How Midterm Elections Paved the Way for Brett Kavanaugh
Senate Majority Leader Mitch McConnell (R-Ky.) – who blocked President Barack Obama’s 2016 nominee to the Supreme Court for almost a year amid widespread Democratic objections – signaled Monday that he would help fill a high-court vacancy if one emerges when President Trump is up for reelection in 2020.
With one confirmation just ended, Senator McConnell also signalled he was willing to take up another high court nomination in the 2020 presidential election season should another vacancy arise.
The choice of Kavanaugh to replace retired justice Anthony Kennedy was controversial from the start – but the initial focus was exclusively on the conservative views held by the married father of two.
The entire room of Trump supporters and staff applauded the entire Kavanaugh family.
“We have a lot of women that are extremely happy – a tremendous number – because they’re thinking of their sons, they’re thinking of their husbands and their brothers and their uncles and others and women are, I think, extremely happy”, he said.
He also blamed “evil” people for putting Kavanaugh in a “disgraceful situation” during his confirmation process.
‘I think it’s an insult to the American public, ‘ Trump said of the organized opposition to Kavanaugh. “I said, “Brett, congratulations, this is going to be a piece of cake getting you confirmed”. “That is who I am”, he said. “Without hesitation”, Heitkamp told reporters, she believed Ford.
The allegations against the nominee were “all made up, it was fabricated and it was a disgrace”, Mr Trump said.
New York Rep. Jerrold Nadler said if Democrats win the House in November, they would open an investigation into Kavanaugh.
Both Republicans and Democrats are looking to harness the anger generated by Kavanaugh’s confirmation to the Supreme Court ahead of the midterm elections.
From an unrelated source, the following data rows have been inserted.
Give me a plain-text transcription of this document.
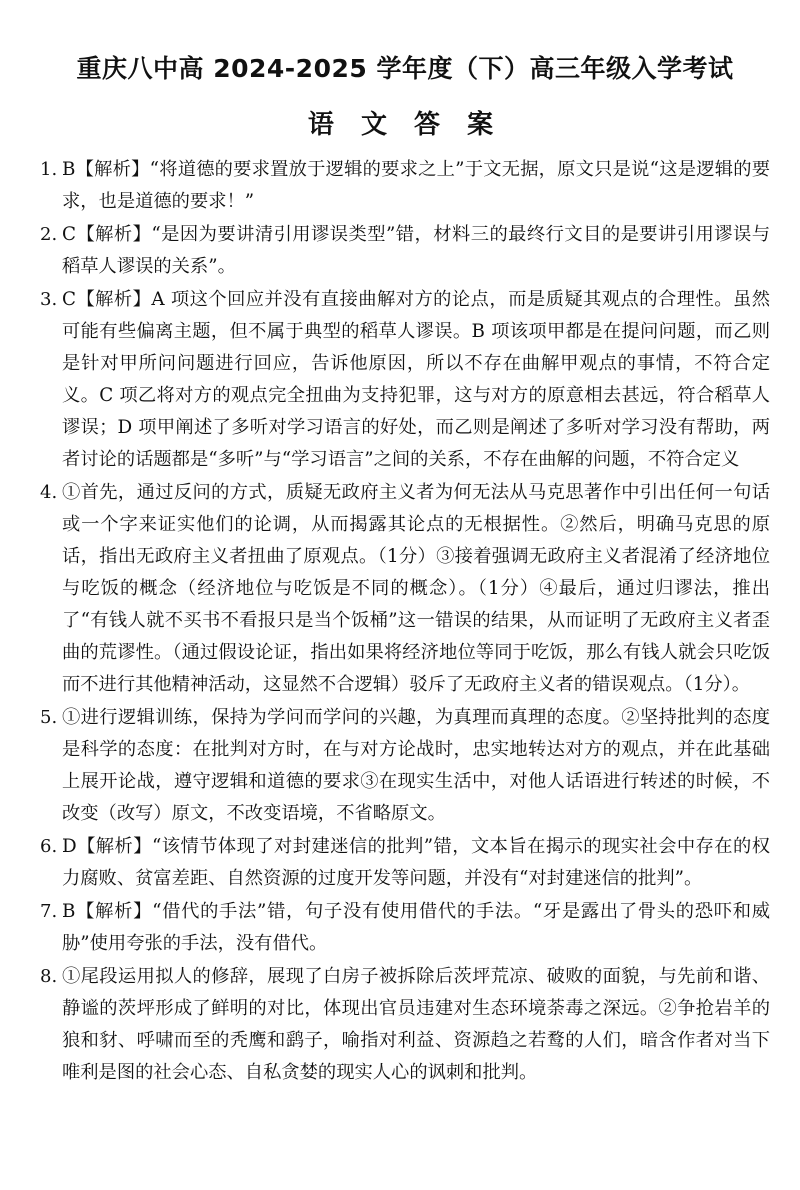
重庆八中高 2024-2025 学年度（下）高三年级入学考试
语 文 答 案
1. B【解析】“将道德的要求置放于逻辑的要求之上”于文无据，原文只是说“这是逻辑的要求，也是道德的要求！”
2. C【解析】“是因为要讲清引用谬误类型”错，材料三的最终行文目的是要讲引用谬误与稻草人谬误的关系”。
3. C【解析】A 项这个回应并没有直接曲解对方的论点，而是质疑其观点的合理性。虽然可能有些偏离主题，但不属于典型的稻草人谬误。B 项该项甲都是在提问问题，而乙则是针对甲所问问题进行回应，告诉他原因，所以不存在曲解甲观点的事情，不符合定义。C 项乙将对方的观点完全扭曲为支持犯罪，这与对方的原意相去甚远，符合稻草人谬误；D 项甲阐述了多听对学习语言的好处，而乙则是阐述了多听对学习没有帮助，两者讨论的话题都是“多听”与“学习语言”之间的关系，不存在曲解的问题，不符合定义
4. ①首先，通过反问的方式，质疑无政府主义者为何无法从马克思著作中引出任何一句话或一个字来证实他们的论调，从而揭露其论点的无根据性。②然后，明确马克思的原话，指出无政府主义者扭曲了原观点。（1分）③接着强调无政府主义者混淆了经济地位与吃饭的概念（经济地位与吃饭是不同的概念）。（1分）④最后，通过归谬法，推出了“有钱人就不买书不看报只是当个饭桶”这一错误的结果，从而证明了无政府主义者歪曲的荒谬性。（通过假设论证，指出如果将经济地位等同于吃饭，那么有钱人就会只吃饭而不进行其他精神活动，这显然不合逻辑）驳斥了无政府主义者的错误观点。（1分）。
5. ①进行逻辑训练，保持为学问而学问的兴趣，为真理而真理的态度。②坚持批判的态度是科学的态度：在批判对方时，在与对方论战时，忠实地转达对方的观点，并在此基础上展开论战，遵守逻辑和道德的要求③在现实生活中，对他人话语进行转述的时候，不改变（改写）原文，不改变语境，不省略原文。
6. D【解析】“该情节体现了对封建迷信的批判”错，文本旨在揭示的现实社会中存在的权力腐败、贫富差距、自然资源的过度开发等问题，并没有“对封建迷信的批判”。
7. B【解析】“借代的手法”错，句子没有使用借代的手法。“牙是露出了骨头的恐吓和威胁”使用夸张的手法，没有借代。
8. ①尾段运用拟人的修辞，展现了白房子被拆除后茨坪荒凉、破败的面貌，与先前和谐、静谧的茨坪形成了鲜明的对比，体现出官员违建对生态环境荼毒之深远。②争抢岩羊的狼和豺、呼啸而至的秃鹰和鹞子，喻指对利益、资源趋之若鹜的人们，暗含作者对当下唯利是图的社会心态、自私贪婪的现实人心的讽刺和批判。
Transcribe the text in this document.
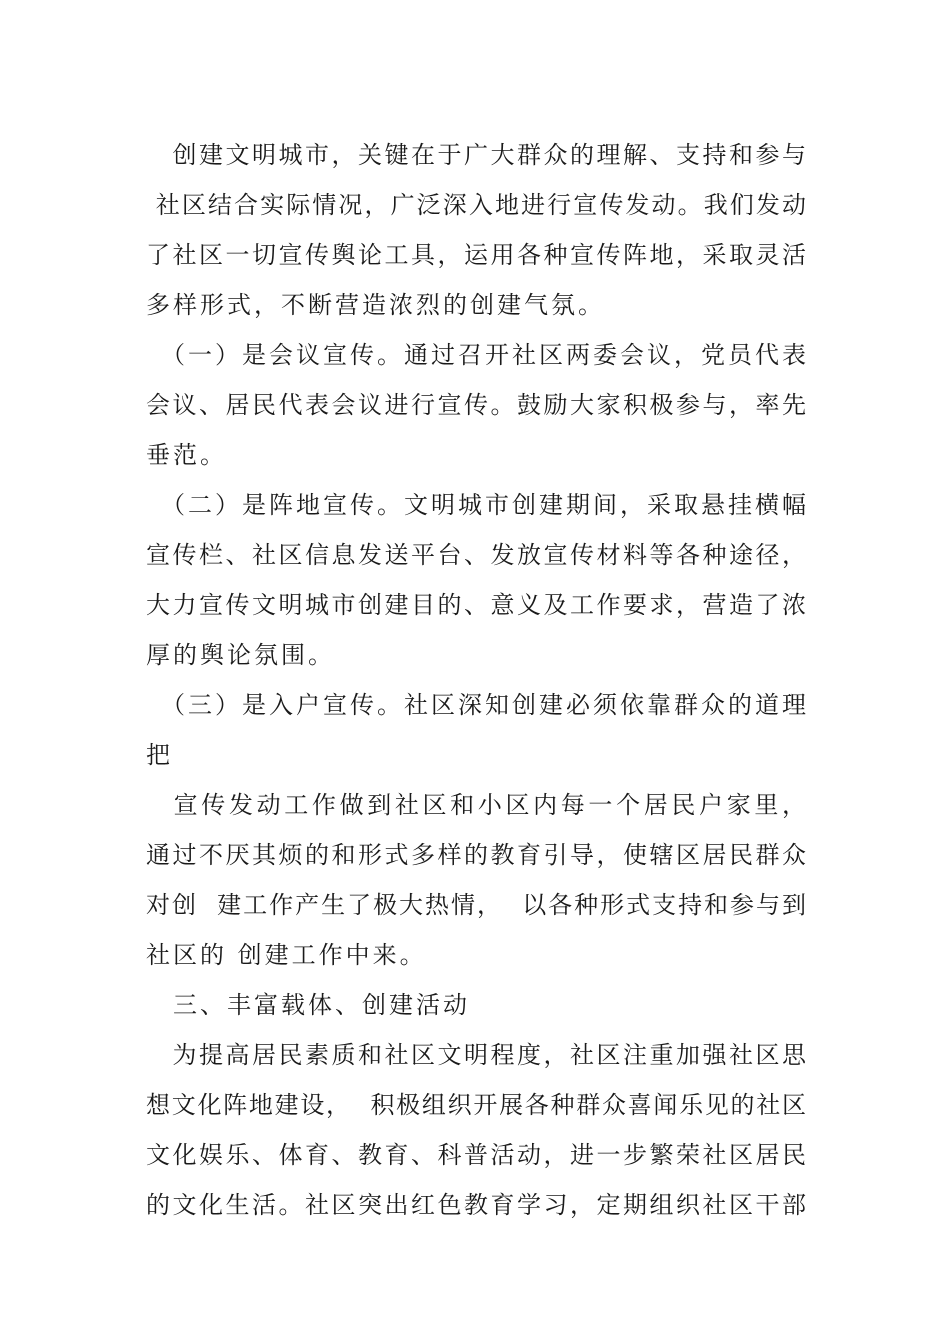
　创建文明城市，关键在于广大群众的理解、支持和参与
社区结合实际情况，广泛深入地进行宣传发动。我们发动
了社区一切宣传舆论工具，运用各种宣传阵地，采取灵活
多样形式，不断营造浓烈的创建气氛。
　（一）是会议宣传。通过召开社区两委会议，党员代表
会议、居民代表会议进行宣传。鼓励大家积极参与，率先
垂范。
　（二）是阵地宣传。文明城市创建期间，采取悬挂横幅
宣传栏、社区信息发送平台、发放宣传材料等各种途径，
大力宣传文明城市创建目的、意义及工作要求，营造了浓
厚的舆论氛围。
　（三）是入户宣传。社区深知创建必须依靠群众的道理
把
　宣传发动工作做到社区和小区内每一个居民户家里，
通过不厌其烦的和形式多样的教育引导，使辖区居民群众
对创  建工作产生了极大热情，  以各种形式支持和参与到
社区的 创建工作中来。
　三、丰富载体、创建活动
　为提高居民素质和社区文明程度，社区注重加强社区思
想文化阵地建设，  积极组织开展各种群众喜闻乐见的社区
文化娱乐、体育、教育、科普活动，进一步繁荣社区居民
的文化生活。社区突出红色教育学习，定期组织社区干部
However, the Republican cautioned that “it remains to be seen whether this lasts for the next three weeks or not”.
Millions of people inside United States and overseas watched live on their television sets the open hearing of Kavanaugh and his first accuser Christine Ford, a professor in California. “There’s nothing in it that we didn’t already know”.
When Bash asked whether Kavanaugh should be impeached if Democrats take control, Hirono replied, “I’m much more focused on the here and now, which is that we have an election coming up”.
On Saturday, the Senate confirmed the nomination of Kavanaugh by 50-48 votes, which was mostly on party lines.
Brett Kavanaugh ascended to the U.S. Supreme Court on Saturday over the widespread objections of women across the country – and one of his first actions was to install an all-female staff. Ford’s allegations and the ensuing public scrutiny inspired women across the country to share their own stories of sexual assault, and many women reported feeling personally victimized by Kavanaugh’s confirmation and the willingness of predominantly Republican lawmakers to overlook the attempted rape allegation against him. “It’s a frightful attack that nobody should have to go through”, he said. It’s going to be quite some time before they’re able to live at home. “Very happy about it”. But independent court analysts say Kavanaugh is likely to lean toward more conservative rulings. At one point some protesters ran up the steps and banged on the court’s ornate doors.
Ilya Shapiro, a senior fellow at the libertarian Cato Institute think tank, predicts Justice Kavanaugh, like other rookie justices, will hang back a bit during the first few arguments and not pose many questions to the lawyers on either side. “I’m glad that Judge Kavanaugh was heard, FBI investigation was done, is completed and the Senate voted”. “The Fake News Media tries to make it look sooo big, & it’s not!”